Billy walked to the nearest gurney, rolled onto the mattress, and looked up. He looked so disarming with his big green eyes and disheveled red hair. A jeans-and-T-shirt guy with worn Skechers and fair skin. It occurred to her that she might be staring the fate of the world in the face. Isn’t that what they’d said about Thomas Hunter?
Janae leaned over Billy and touched her lips to his. She impulsively bit his lower lip, and when he didn’t pull away, she bit it harder.

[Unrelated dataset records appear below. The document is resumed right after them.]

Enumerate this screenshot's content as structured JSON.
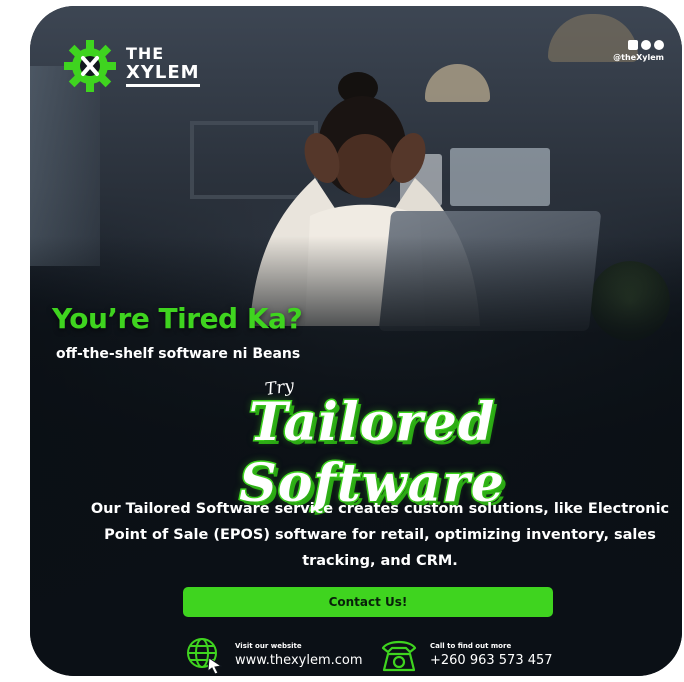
{
  "brand": {
    "the": "THE",
    "name": "XYLEM",
    "accent_color": "#3fd41f"
  },
  "social": {
    "icons": [
      "linkedin-icon",
      "instagram-icon",
      "facebook-icon"
    ],
    "handle": "@theXylem"
  },
  "headline": "You’re Tired Ka?",
  "subline": "off-the-shelf software ni Beans",
  "try_label": "Try",
  "title": "Tailored Software",
  "description": "Our Tailored Software service creates custom solutions, like Electronic Point of Sale (EPOS) software for retail, optimizing inventory, sales tracking, and CRM.",
  "cta_label": "Contact Us!",
  "website": {
    "label": "Visit our website",
    "value": "www.thexylem.com",
    "icon": "globe-cursor-icon"
  },
  "phone": {
    "label": "Call to find out more",
    "value": "+260 963 573 457",
    "icon": "telephone-icon"
  }
}
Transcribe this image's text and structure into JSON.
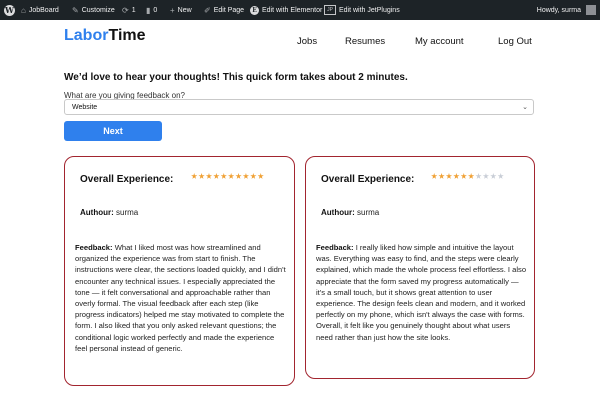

The fresh taste of his blood sent a faint tingle through her tongue. She was surprised that he still didn’t jerk away. Instead he pressed up into her mouth, then calmly settled back down.
“Let’s do this.”
“Turn your arm over.”
She formed a tourniquet of surgical tubing above his elbow, gently traced the median cubital vein on the inside of his arm, and brought the needle to the skin. Billy stared into her eyes.
Then she inserted the needle into his vein and shot one cc of Raison Strain B into his bloodstream.
Damage done.
She withdrew the needle and released the tourniquet. “Lie still.” But she wasn’t thinking of him lying still as much as she was her own need to follow him.
Janae had drawn her own blood more times than she could count and now decided to dispense with the tourniquet. Disinfectant was a bit of a joke considering what they were putting into their arms. And it seemed proper now to share the same needle, however unclean.
She opened her arm, found the faint line of her vein, plunged the needle through her white skin, and pushed the rest of the amber liquid into herself.
Damage done.
A sting, nothing more.
She set the syringe back into the isolation chamber, sealed it, and took her place on the gurney next to Billy’s. Her black dress had ridden up, and she pulled it down so that it covered most of her thighs.
“Now what?” Billy asked.
Janae turned her head and faced him. “Now we fall asleep and slowly die.”
“Twenty-four hours.”
“More or less.” She could feel the deadening effects of the sedative already. “See you on the other side, Billy.”